Keep It Shorter Than The Time Allowed.
If you are hoping for a positive decision for your initiative, make sure that YOU don’t take up all the time explaining it. You need to allow time for questions and discussions and for the executive to determine what next steps they think they want to see.
If you use visual aides, keep them few in number, but be prepared to pull out details if needed.
If you do get the go ahead for your initiative, don’t expect a lot of instruction or continued interaction. It’s their job to set direction, it’s yours to make it happen once set!
Come to your initial meeting with a plan for implementing your initiative, but be prepared to change it up based on senior level discussion.
Make sure you have a concrete way to measure results to the bottom line once your initiative has been completed. Remember that your executive puts his or her career on the line with individual decisions and strategic direction setting. You will be called on to show the results, bank on it.
Don’t Take Things Personally.
Sometimes senior executives become somewhat egotistical – with all the power they wield and the deference they are shown. If your executive behaves badly, blames you for something unavoidable or not your responsibility or otherwise makes you feel badly, remember that it usually isn’t personal.
Leave your ego at the door, but keep your self-confidence intact.
What is your experience using “C-Speak”? What tips can you offer our readers on how to talk to senior level executives?
From my experience, I’d say it’s important to focus on what’s important, get to the point, and remember that they have limited time. It’s also necessary to be prepared – very prepared in some cases. Be ready for the tough questions you hope they don’t ask, because in reality some senior executives can have an uncanny ability to figure out these tough questions to ask very quickly!

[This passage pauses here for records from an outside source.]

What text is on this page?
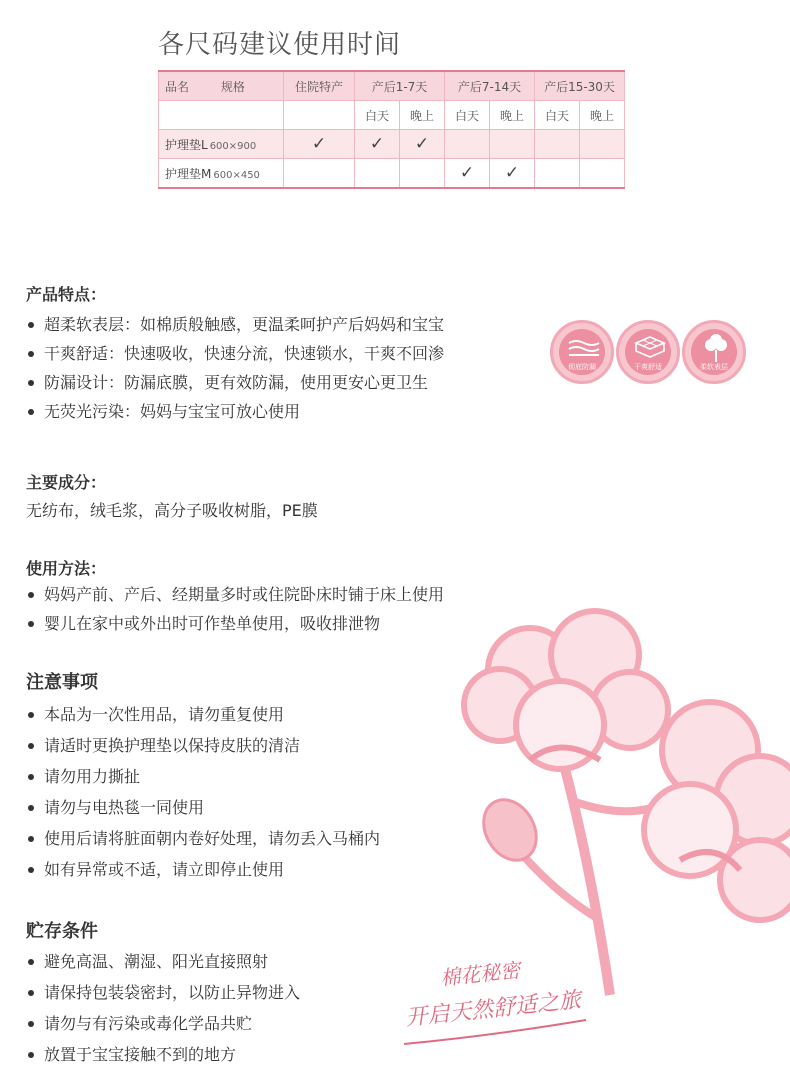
各尺码建议使用时间
品名 规格	住院特产	产后1-7天		产后7-14天		产后15-30天	
		白天	晚上	白天	晚上	白天	晚上
护理垫L 600×900	✓	✓	✓				
护理垫M 600×450				✓	✓		
产品特点：
超柔软表层：如棉质般触感，更温柔呵护产后妈妈和宝宝
干爽舒适：快速吸收，快速分流，快速锁水，干爽不回渗
防漏设计：防漏底膜，更有效防漏，使用更安心更卫生
无荧光污染：妈妈与宝宝可放心使用
彻底防漏	干爽舒适	柔软表层
主要成分：
无纺布，绒毛浆，高分子吸收树脂，PE膜
使用方法：
妈妈产前、产后、经期量多时或住院卧床时铺于床上使用
婴儿在家中或外出时可作垫单使用，吸收排泄物
注意事项
本品为一次性用品，请勿重复使用
请适时更换护理垫以保持皮肤的清洁
请勿用力撕扯
请勿与电热毯一同使用
使用后请将脏面朝内卷好处理，请勿丢入马桶内
如有异常或不适，请立即停止使用
贮存条件
避免高温、潮湿、阳光直接照射
请保持包装袋密封，以防止异物进入
请勿与有污染或毒化学品共贮
放置于宝宝接触不到的地方
棉花秘密
开启天然舒适之旅
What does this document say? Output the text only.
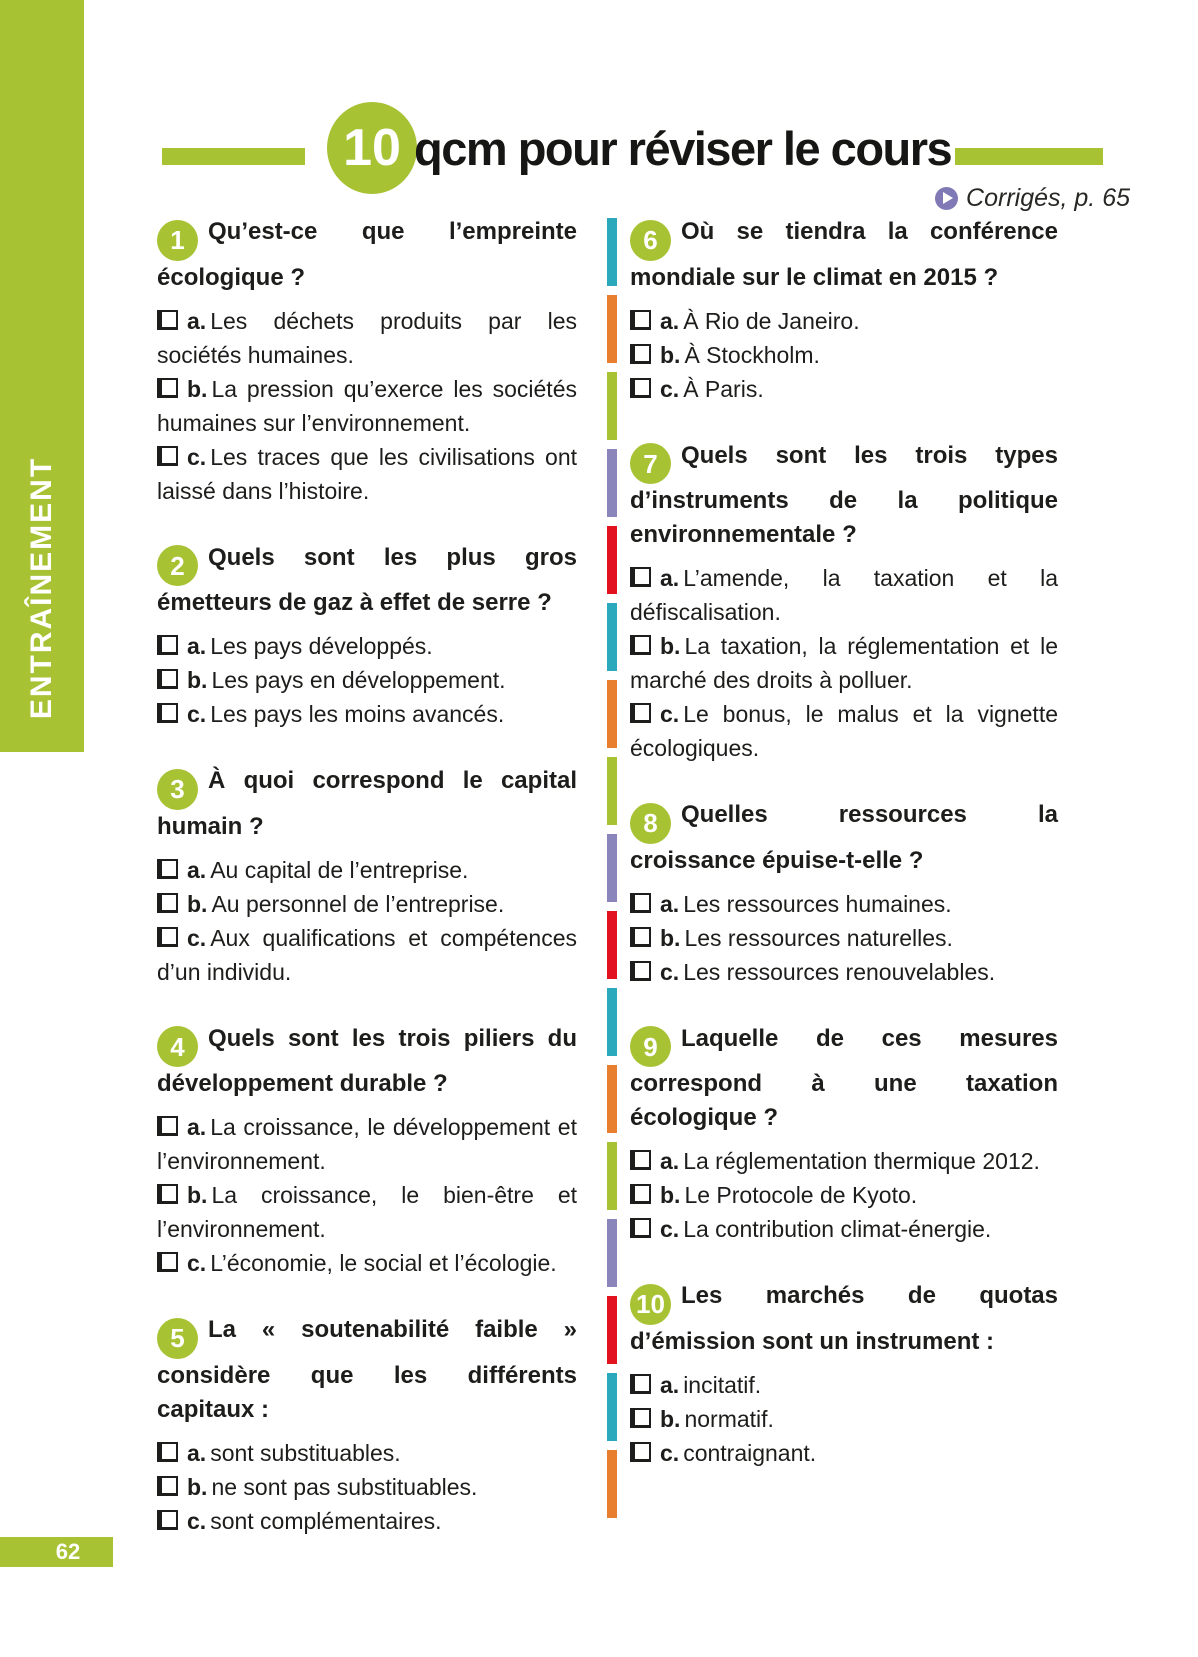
ENTRAÎNEMENT
62
10 qcm pour réviser le cours
Corrigés, p. 65

1 Qu’est-ce que l’empreinte écologique ?

a. Les déchets produits par les sociétés humaines.

b. La pression qu’exerce les sociétés humaines sur l’environnement.

c. Les traces que les civilisations ont laissé dans l’histoire.

2 Quels sont les plus gros émetteurs de gaz à effet de serre ?

a. Les pays développés.

b. Les pays en développement.

c. Les pays les moins avancés.

3 À quoi correspond le capital humain ?

a. Au capital de l’entreprise.

b. Au personnel de l’entreprise.

c. Aux qualifications et compétences d’un individu.

4 Quels sont les trois piliers du développement durable ?

a. La croissance, le développement et l’environnement.

b. La croissance, le bien-être et l’environnement.

c. L’économie, le social et l’écologie.

5 La « soutenabilité faible » considère que les différents capitaux :

a. sont substituables.

b. ne sont pas substituables.

c. sont complémentaires.

6 Où se tiendra la conférence mondiale sur le climat en 2015 ?

a. À Rio de Janeiro.

b. À Stockholm.

c. À Paris.

7 Quels sont les trois types d’instruments de la politique environnementale ?

a. L’amende, la taxation et la défiscalisation.

b. La taxation, la réglementation et le marché des droits à polluer.

c. Le bonus, le malus et la vignette écologiques.

8 Quelles ressources la croissance épuise-t-elle ?

a. Les ressources humaines.

b. Les ressources naturelles.

c. Les ressources renouvelables.

9 Laquelle de ces mesures correspond à une taxation écologique ?

a. La réglementation thermique 2012.

b. Le Protocole de Kyoto.

c. La contribution climat-énergie.

10 Les marchés de quotas d’émission sont un instrument :

a. incitatif.

b. normatif.

c. contraignant.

So true. They have seen and heard a lot of propositions and have experience getting to the gist of the matter.
Good thoughts, although I will disagree that they are that different. I was one of those guys (CFO) and enjoyed talking to everyone. Anytime you present something to anyone, you should be prepared. I learned that early in my career and never forgot it. My daughter works for a multi-billion dollar company and early in her career she represented her department in a senior (weekly) meeting, she had to be o her toes all the time. She learns a lot from these meetings. I call it preparation for that next promotion (VP). Think of your years working as accumulating the experience to do that next great thing.
When I said they were different, I meant that they focus on different things at higher levels and have had the experience to weed out the irrelevant quickly. Some of the ones I worked with also had some pretty quirky personality traits that the folks lower down usually couldn’t display for fear of being fired…

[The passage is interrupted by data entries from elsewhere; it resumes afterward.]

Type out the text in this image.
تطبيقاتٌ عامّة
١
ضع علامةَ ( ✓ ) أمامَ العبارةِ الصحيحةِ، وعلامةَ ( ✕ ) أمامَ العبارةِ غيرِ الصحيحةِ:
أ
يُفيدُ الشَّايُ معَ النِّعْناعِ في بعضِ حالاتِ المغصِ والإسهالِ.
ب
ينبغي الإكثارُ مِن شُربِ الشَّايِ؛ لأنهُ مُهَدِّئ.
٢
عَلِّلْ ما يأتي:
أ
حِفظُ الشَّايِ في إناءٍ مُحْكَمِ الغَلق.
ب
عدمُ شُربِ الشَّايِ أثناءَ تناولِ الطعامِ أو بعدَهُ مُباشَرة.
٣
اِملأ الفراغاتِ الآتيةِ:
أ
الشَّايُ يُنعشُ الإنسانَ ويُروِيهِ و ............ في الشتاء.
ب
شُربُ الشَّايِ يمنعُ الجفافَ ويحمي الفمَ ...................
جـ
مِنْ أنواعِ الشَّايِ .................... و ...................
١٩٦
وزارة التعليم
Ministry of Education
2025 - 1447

Seems a sensible set of guidelines to me but, as I used to advise younger colleagues before an important event, they all sit on the toilet just like everyone else. And it may be that the company/institution or whatever is not ready for innovative ideas or people, treat every such occasion as an exercise for the next one. Eventually someone will say yes!

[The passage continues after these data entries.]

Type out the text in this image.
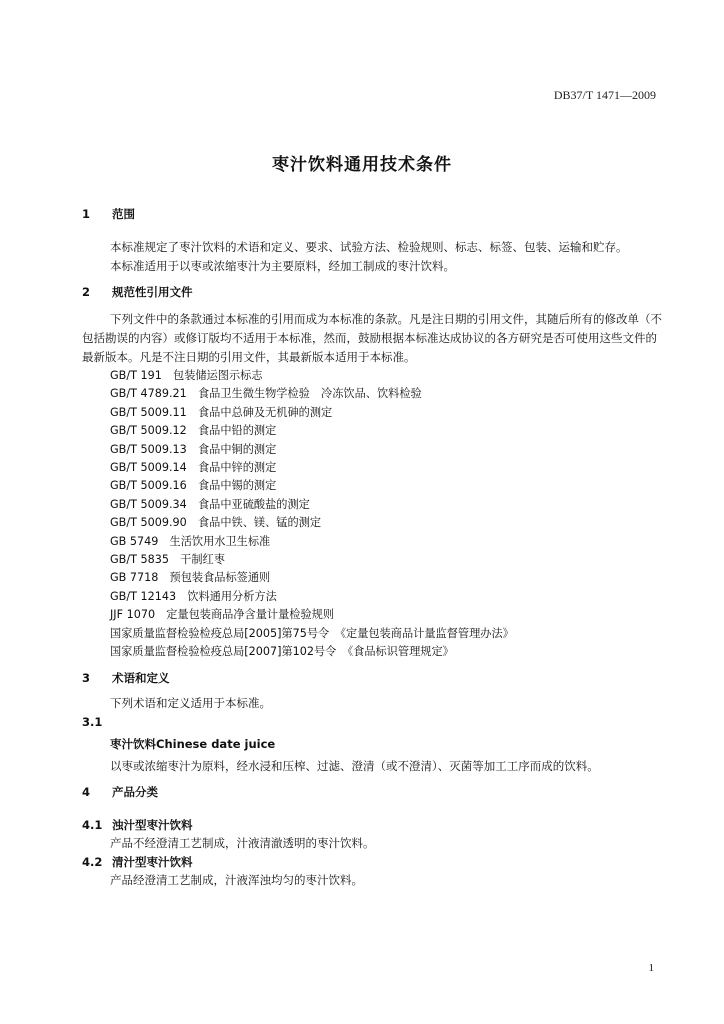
DB37/T 1471—2009
枣汁饮料通用技术条件
1 范围

本标准规定了枣汁饮料的术语和定义、要求、试验方法、检验规则、标志、标签、包装、运输和贮存。

本标准适用于以枣或浓缩枣汁为主要原料，经加工制成的枣汁饮料。

2 规范性引用文件

下列文件中的条款通过本标准的引用而成为本标准的条款。凡是注日期的引用文件，其随后所有的修改单（不包括勘误的内容）或修订版均不适用于本标准，然而，鼓励根据本标准达成协议的各方研究是否可使用这些文件的最新版本。凡是不注日期的引用文件，其最新版本适用于本标准。

GB/T 191　包装储运图示标志

GB/T 4789.21　食品卫生微生物学检验　冷冻饮品、饮料检验

GB/T 5009.11　食品中总砷及无机砷的测定

GB/T 5009.12　食品中铅的测定

GB/T 5009.13　食品中铜的测定

GB/T 5009.14　食品中锌的测定

GB/T 5009.16　食品中锡的测定

GB/T 5009.34　食品中亚硫酸盐的测定

GB/T 5009.90　食品中铁、镁、锰的测定

GB 5749　生活饮用水卫生标准

GB/T 5835　干制红枣

GB 7718　预包装食品标签通则

GB/T 12143　饮料通用分析方法

JJF 1070　定量包装商品净含量计量检验规则

国家质量监督检验检疫总局[2005]第75号令　《定量包装商品计量监督管理办法》

国家质量监督检验检疫总局[2007]第102号令　《食品标识管理规定》

3 术语和定义

下列术语和定义适用于本标准。

3.1

枣汁饮料Chinese date juice

以枣或浓缩枣汁为原料，经水浸和压榨、过滤、澄清（或不澄清）、灭菌等加工工序而成的饮料。

4 产品分类
4.1 浊汁型枣汁饮料

产品不经澄清工艺制成，汁液清澈透明的枣汁饮料。

4.2 清汁型枣汁饮料

产品经澄清工艺制成，汁液浑浊均匀的枣汁饮料。

1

Yes the C level execs are human but as I replied to Krantcents, sometimes different..
i have to do this fairly regularly. The biggest advice I would give is :
– Be prepared. Even if you are presenting something as initial and high level, think through all of the downstream implementation aspects.
– Prep for Q&A. Think of all of the pitfalls with what you are proposing, and be prepared with answers to address all of these things.
– Project confidence, even if you don’t have any. Sounding confident and reassuring can go a long way to mitigating executive concerns. Part of this confidence should come from being on top of your material and knowing it well.
You are right on with the confidence tip. Execs zero in quickly on hesitation.
I “third” the confident one. I found that my ideas were quick to be dismissed because I would suggest them un-confidently, just to find that they were picked up as someone else’s ideas who had more confidence…
I hate it when that happens! The kicker is that the person who picked it up actually thinks it is their idea!